Public Enemy sniped at him late in the decade on the Fear of a Black Planet LP, but what were they on about? Sure, he had an ego as big as a Macy’s day float, but let’s not pretend that every single other professional athlete, in every single other sport, scurried around as quiet and deferential as a church mouse. Sports has always been populated with blowhards, it’s just that some have the goods to back it up. Reginald Martinez Jackson had those goods. Not to mention that at least 80% of what he said actually made sense. He’s a bright, articulate guy.
But that is not why he’s a first ballot Hall of Famer. He was a big man, barrel-chested and broad-shouldered, naturally gifted without a doubt, but also a fitness freak in an era when most baseball players treated their bodies like the pull tab on that last can of National Bohemian they had just guzzled. (Don’t forget he spent 1976 in Baltimore!) Reggie’s near 70 now and he will still slap you down if you want to get lippy.
But that’s not why he’s in the Hall of Fame, either. Reggie was larger than life, when he stepped to the plate, pulling at the V of his V-necked uniform and flourishing his 40 ounce bat like it was a Panda Express chopstick, all eyes were upon him. He was a SLUGGER. No one goes to a baseball game or watches the interminable things on TV to see a slap single hitter prance from base to base like a polyester-clad Tinkerbell. They go to see the long ball, to see that stitched leather sphere get the living shit blasted out of it. If you don’t agree, check out what happened to Major League Baseball in the 90s when the league sold its soul to just that very thing by letting grotesque, steroid-injecting monsters run rampant all over what was once “Our Nation’s Pastime.”
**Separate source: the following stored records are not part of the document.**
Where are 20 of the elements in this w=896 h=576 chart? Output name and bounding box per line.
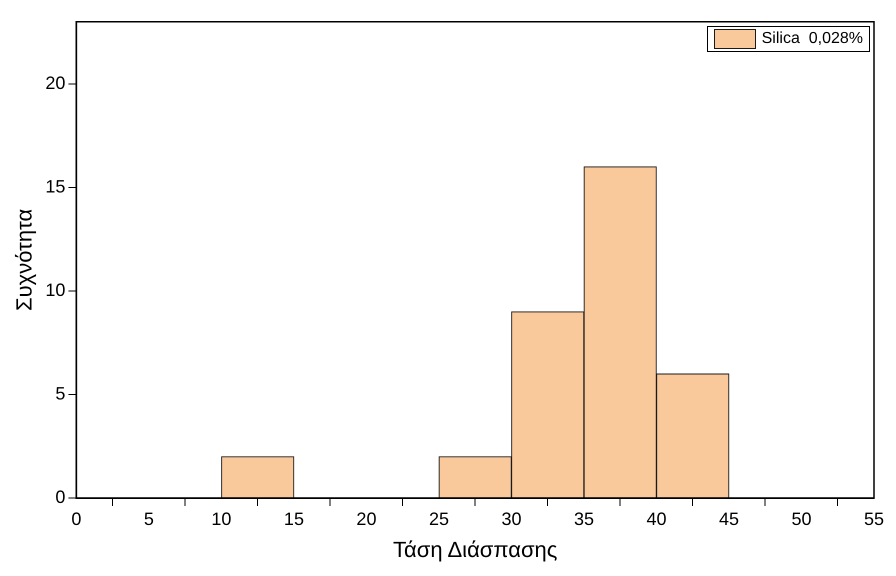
x-tick-label: 55	[864, 508, 884, 529]
legend-label: Silica 0,028%	[762, 30, 863, 48]
x-tick-label: 20	[356, 508, 376, 529]
x-tick-label: 35	[574, 508, 594, 529]
y-tick-label: 10	[45, 280, 66, 300]
x-tick-label: 5	[144, 508, 154, 529]
x-tick-label: 30	[501, 508, 522, 529]
y-tick-label: 20	[45, 72, 66, 93]
x-tick-label: 0	[71, 508, 82, 529]
x-tick-label: 45	[718, 508, 739, 529]
x-tick-label: 25	[428, 508, 449, 529]
x-tick-label: 50	[791, 508, 812, 529]
x-tick-label: 40	[646, 508, 666, 529]
y-tick-label: 15	[45, 176, 66, 196]
x-axis-title: Τάση Διάσπασης	[393, 536, 558, 562]
x-tick-label: 15	[284, 508, 304, 529]
y-axis-title: Συχνότητα	[11, 208, 36, 311]
x-tick-label: 10	[211, 508, 232, 529]
y-tick-label: 0	[55, 486, 66, 507]
y-tick-label: 5	[55, 383, 66, 404]
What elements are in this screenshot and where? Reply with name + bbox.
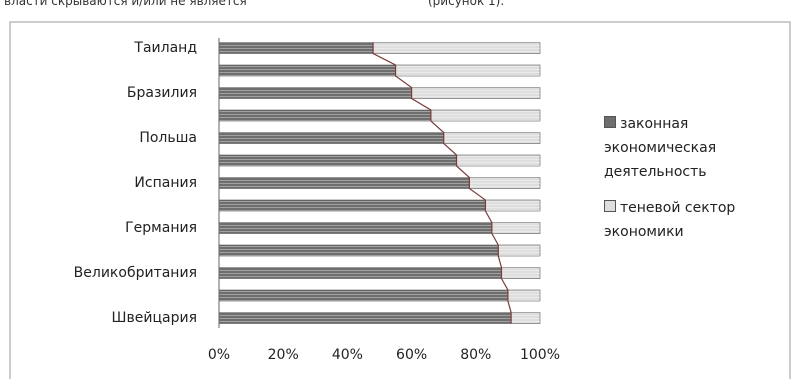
bar-texture bbox=[219, 267, 502, 279]
bar-texture bbox=[373, 42, 540, 54]
bar-texture bbox=[219, 155, 457, 166]
bar-texture bbox=[498, 245, 540, 256]
bar-texture bbox=[491, 222, 540, 234]
y-tick-label: Таиланд bbox=[133, 40, 197, 56]
x-tick-label: 80% bbox=[460, 347, 491, 363]
series-line bbox=[372, 42, 512, 324]
bar-texture bbox=[430, 110, 540, 121]
bar-texture bbox=[219, 42, 374, 54]
header-text: власти скрываются и/или не является bbox=[4, 0, 247, 8]
bar-texture bbox=[219, 132, 444, 144]
bar-texture bbox=[219, 222, 492, 234]
bar-texture bbox=[219, 245, 499, 256]
legend-label: законная экономическая деятельность bbox=[604, 116, 717, 180]
y-tick-label: Германия bbox=[125, 220, 197, 236]
legend-swatch bbox=[604, 116, 616, 128]
bar-texture bbox=[219, 87, 412, 99]
y-tick-label: Бразилия bbox=[127, 85, 197, 101]
x-tick-label: 20% bbox=[268, 347, 299, 363]
bar-texture bbox=[485, 200, 540, 211]
legend-item: теневой сектор экономики bbox=[604, 196, 789, 244]
x-tick-label: 40% bbox=[332, 347, 363, 363]
bar-texture bbox=[511, 312, 540, 324]
legend-label: теневой сектор экономики bbox=[604, 200, 736, 240]
bar-texture bbox=[469, 177, 540, 189]
bar-texture bbox=[219, 200, 486, 211]
legend: законная экономическая деятельность тенев… bbox=[604, 112, 789, 244]
legend-swatch bbox=[604, 200, 616, 212]
x-tick-label: 60% bbox=[396, 347, 427, 363]
bar-texture bbox=[219, 110, 431, 121]
legend-item: законная экономическая деятельность bbox=[604, 112, 789, 184]
bar-texture bbox=[443, 132, 540, 144]
bar-texture bbox=[456, 155, 540, 166]
y-tick-label: Швейцария bbox=[112, 310, 197, 326]
y-tick-label: Польша bbox=[139, 130, 197, 146]
bar-texture bbox=[507, 290, 540, 301]
bar-texture bbox=[219, 312, 512, 324]
bar-texture bbox=[395, 65, 540, 76]
bar-texture bbox=[219, 290, 508, 301]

Most people remember him in green and gold or blue pinstripes on a white ground, and why not, he was absolutely iconic in both places, but I prefer to remember him from 1982-1986 when he wore the white (later light gray), navy and red of the California Angels. He was a solid performer for them, even as his career was winding down. By the way, I still refuse to acknowledge the name my favorite team goes by today, the Orange County Angels of Los Angeles as presented by the Jack in the Box on the corner of East Gene Autry Way and South State College Boulevard or whatever the hell it is. They’ll always be the California Angels to me.
Reggie was clean, he was clutch, his dingers were divine. I love the man.